Ao final, acabamos nos resolvendo. Eu enxuguei minhas lágrimas e meus olhos provavelmente estariam inchados e vermelhos, mas eu não me importei. Deitei em seu colo e ele começou a fazer carinhos em meu cabelo. Eu me acalmei. E se me perguntassem o porquê que lhe desculpei, diria que o amor tudo sofre, mas tudo supera. Acima de tudo, o amor perdoa e o tamanho do amor é medido pela capacidade de perdoar.
Capítulo 20 - Penitência
"Eu faço o que você quiser." Aquelas não foram as palavras mais bem colocadas para esse momento. Sentia que Camila pediria mais do que eu posso dar. O sorriso sarcástico estava estampado em seu rosto. Cruzou os braços e depois estalou a língua no céu da boca algumas vezes.
- O que você pode me dar? Não ache que sou a Mellany que se contenta com qualquer merda como você.
- Não quero suas ofensas, apenas entenda o meu lado – falei.
- O que acha que quero? - fez uma sugestão. Pelo seu olhar malicioso, com aqueles grandes olhos, parecia me iria devorar. Eu queria sair daqui. Correndo se fosse possível. Camila me assustava! No seu modo de pensar, ela me via como um vilão, alguém que queira pegar a mocinha.
- Não faço a mínima ideia - fui mais firme em meu tom de voz.
- Se eu pedir para você foder comigo - descruzou os braços e olhou para minhas calças -, estaria disposto a isso?
-Eu não estou brincando, Camila!
-Eu estou! Não se engane comigo.
- Apenas quero a Mellany aqui - murmurei.
- Você seria a ultima pessoa com quem eu pensaria em trepar. Olha só para você, parece um doente mental que nem penteia os cabelos.
- E-eu não preciso das suas observações - gaguejei.
- Seu pai fode muito bem! - Riu irônica. - Mellany que o diga.
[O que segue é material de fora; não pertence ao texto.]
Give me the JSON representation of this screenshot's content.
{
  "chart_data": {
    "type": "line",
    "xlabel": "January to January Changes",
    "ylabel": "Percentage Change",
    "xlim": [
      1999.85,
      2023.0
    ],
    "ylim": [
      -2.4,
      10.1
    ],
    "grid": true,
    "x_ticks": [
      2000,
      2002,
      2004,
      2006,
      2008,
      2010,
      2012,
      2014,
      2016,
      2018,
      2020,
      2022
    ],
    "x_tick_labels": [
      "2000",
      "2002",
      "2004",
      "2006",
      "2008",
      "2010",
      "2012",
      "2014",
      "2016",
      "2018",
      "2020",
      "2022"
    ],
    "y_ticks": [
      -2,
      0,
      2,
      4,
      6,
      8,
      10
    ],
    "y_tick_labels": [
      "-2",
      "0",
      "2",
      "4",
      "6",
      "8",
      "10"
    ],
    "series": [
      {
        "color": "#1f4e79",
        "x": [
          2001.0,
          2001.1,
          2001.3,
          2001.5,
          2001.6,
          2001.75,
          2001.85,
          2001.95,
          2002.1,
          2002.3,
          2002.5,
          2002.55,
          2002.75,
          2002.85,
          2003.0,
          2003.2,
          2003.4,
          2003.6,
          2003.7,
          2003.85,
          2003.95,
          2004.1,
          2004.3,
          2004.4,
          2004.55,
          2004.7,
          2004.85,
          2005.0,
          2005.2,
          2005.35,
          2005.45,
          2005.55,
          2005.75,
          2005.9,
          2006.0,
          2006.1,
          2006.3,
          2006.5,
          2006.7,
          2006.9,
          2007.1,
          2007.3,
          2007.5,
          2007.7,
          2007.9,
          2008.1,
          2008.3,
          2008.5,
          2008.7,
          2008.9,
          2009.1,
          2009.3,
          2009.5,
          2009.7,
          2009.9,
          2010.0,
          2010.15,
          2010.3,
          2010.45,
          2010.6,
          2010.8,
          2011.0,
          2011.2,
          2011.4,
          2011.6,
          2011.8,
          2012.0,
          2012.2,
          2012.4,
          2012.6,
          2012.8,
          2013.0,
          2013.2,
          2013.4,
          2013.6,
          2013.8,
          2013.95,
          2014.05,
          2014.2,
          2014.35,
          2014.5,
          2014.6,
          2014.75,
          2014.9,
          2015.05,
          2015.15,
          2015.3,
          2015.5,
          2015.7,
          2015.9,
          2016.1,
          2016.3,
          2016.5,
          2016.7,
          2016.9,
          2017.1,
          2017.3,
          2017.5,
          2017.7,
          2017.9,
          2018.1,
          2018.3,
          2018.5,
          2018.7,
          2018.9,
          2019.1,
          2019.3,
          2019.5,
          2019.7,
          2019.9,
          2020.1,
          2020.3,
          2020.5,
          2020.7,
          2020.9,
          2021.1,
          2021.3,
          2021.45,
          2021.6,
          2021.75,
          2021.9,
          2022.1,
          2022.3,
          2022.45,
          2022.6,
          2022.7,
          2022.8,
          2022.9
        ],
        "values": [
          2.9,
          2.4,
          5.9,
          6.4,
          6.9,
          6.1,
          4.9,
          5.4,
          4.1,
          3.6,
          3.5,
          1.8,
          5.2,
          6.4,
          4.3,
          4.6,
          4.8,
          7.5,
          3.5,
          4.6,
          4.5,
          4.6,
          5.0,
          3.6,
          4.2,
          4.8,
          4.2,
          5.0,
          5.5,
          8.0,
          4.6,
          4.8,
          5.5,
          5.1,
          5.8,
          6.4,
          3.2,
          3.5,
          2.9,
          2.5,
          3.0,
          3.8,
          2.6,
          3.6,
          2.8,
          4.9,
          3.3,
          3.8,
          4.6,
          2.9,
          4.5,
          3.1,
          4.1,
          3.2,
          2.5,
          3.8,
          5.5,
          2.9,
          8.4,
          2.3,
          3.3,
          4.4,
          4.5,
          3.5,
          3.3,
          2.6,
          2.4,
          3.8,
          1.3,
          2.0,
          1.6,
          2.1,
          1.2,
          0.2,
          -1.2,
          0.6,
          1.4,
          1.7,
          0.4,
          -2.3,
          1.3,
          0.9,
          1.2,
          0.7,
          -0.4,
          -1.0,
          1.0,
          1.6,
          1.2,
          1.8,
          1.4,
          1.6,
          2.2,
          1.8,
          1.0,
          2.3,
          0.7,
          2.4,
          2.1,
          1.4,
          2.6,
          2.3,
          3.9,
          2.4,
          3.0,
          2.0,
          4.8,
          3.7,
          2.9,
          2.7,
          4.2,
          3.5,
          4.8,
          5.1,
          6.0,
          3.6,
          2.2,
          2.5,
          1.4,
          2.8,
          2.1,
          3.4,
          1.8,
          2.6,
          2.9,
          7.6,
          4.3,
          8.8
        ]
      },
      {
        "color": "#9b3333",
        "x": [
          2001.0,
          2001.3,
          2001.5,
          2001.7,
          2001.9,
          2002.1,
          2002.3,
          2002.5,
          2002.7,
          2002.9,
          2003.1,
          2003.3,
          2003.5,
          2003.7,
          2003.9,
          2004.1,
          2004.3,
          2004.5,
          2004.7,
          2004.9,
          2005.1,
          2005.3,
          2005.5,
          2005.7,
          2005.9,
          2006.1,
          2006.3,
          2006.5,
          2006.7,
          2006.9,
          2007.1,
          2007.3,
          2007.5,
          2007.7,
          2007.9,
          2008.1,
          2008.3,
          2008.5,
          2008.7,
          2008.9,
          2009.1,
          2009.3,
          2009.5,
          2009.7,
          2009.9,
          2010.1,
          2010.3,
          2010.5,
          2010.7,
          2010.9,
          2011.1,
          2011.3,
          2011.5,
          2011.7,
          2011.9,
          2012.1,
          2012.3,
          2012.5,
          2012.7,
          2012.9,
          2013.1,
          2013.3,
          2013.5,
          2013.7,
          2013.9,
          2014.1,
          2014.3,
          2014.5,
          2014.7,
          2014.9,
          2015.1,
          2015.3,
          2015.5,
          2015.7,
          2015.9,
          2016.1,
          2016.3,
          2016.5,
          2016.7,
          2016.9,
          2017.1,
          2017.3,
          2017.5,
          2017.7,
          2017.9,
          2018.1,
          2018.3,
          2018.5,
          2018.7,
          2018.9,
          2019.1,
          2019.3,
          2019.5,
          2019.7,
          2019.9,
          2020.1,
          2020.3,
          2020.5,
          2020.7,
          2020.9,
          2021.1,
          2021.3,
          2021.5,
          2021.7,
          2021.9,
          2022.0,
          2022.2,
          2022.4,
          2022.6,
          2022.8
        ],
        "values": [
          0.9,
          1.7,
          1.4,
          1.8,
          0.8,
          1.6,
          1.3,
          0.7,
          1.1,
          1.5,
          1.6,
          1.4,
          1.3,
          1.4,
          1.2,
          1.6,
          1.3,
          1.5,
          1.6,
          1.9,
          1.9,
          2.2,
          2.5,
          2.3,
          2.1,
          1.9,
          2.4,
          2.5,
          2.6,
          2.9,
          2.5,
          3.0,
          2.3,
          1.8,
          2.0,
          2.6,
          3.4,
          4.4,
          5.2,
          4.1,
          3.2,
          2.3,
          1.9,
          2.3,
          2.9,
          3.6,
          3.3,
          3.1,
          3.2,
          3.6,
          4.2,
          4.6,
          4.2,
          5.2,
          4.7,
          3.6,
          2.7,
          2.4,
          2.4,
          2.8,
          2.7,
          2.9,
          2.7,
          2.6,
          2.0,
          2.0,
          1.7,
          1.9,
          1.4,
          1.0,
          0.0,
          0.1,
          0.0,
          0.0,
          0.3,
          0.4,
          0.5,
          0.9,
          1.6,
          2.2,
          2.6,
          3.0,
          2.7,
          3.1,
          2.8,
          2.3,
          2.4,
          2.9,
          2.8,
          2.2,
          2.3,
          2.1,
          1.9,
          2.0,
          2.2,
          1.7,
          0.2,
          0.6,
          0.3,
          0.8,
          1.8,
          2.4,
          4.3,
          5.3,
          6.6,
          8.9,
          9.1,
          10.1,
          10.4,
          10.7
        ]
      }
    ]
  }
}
Aquela vagabunda sentou no pau do Jeremy como se fosse a melhor coisa do mundo... E Realmente é!
- Está tentando me fazer desistir?
- Eu? Não! O Arizona fica a quase dois dias daqui, lembre-se de que ele é enorme, e para achar uma vagabunda como a Mellany, vai ser bem difícil.
- Me ajude a encontrá-la e não fique tentando me envenenar.
- O que você não sabe? Que a sua bela Mellany tinha um acordo com Jeremy? Que ele pediu para que tirasse sua virgindade? - Ela estava me deixando nervoso, sentia meu sangue ferver como água em um bule de chá.
- Chega! Eu não vou ficar ouvindo você falar esse tipo de coisa sobre ela.
- Verdades? Por que quer trazer aquela piranha de volta? Depois ela aparece como se nada tivesse acontecido.
- Pensei que você fosse uma pessoa melhor. Estou enganado, pessoas como você são piores que Judas. - Não dei oportunidade de Cams falar alguma coisa, virei as costas e sai da casa dela entre suas risadas e algumas provocações de baixo calão.
As pessoas nunca estão ao seu favor quando você precisa. Na verdade quando mais precisamos de ajuda, Deus nos dá as costas. Mas eu não posso cometer esse tipo de blasfêmia. É mais que um pecado se voltar contra Deus.
Entretanto, no memento eu tinha raiva. Raiva de tudo e de todos!
Chaz, Ryan, Xavier, nenhum deles poderiam me ajudar sem questionar meus conceitos. Apesar de tudo eu estou sozinho. Quando as coisas importantes da sua vida se vão, isso significa que estava dando mais valor ara elas do que para Deus. E Deus é egoísta! Eu novamente estou blasfemando, mas quem sou eu agora pra falar sobre blasfêmias? Pecados? E hereges?
Talvez tudo o que está ocorrendo na minha vida fosse um teste. O meu primeiro teste. E eu falhei.
Falhei como um tolo! Falhei caindo em tentação e me jogando nas garras da luxuria. E eu não nego. Não nego cada parte que cometi, cada desejo que senti e que sinto. E não nego tudo o que queria fazer agora.
Esse era o castigo divino pelo o qual sempre temi. O castigo divino que vai me fazer sofrer por pecar, mostrar-me o caminho certo. Mas qual é o caminho certo?
Estou suado, meus olhos doem e cada músculo do meu corpo se contrai. Um pedaço de mim foi tirado mais uma vez e aquele nó na garganta deixava minhas mãos trêmulas.
Qual é o caminho certo?
Ouvir Camila falar dela daquele jeito me dava raiva. E eu peco mais uma vez!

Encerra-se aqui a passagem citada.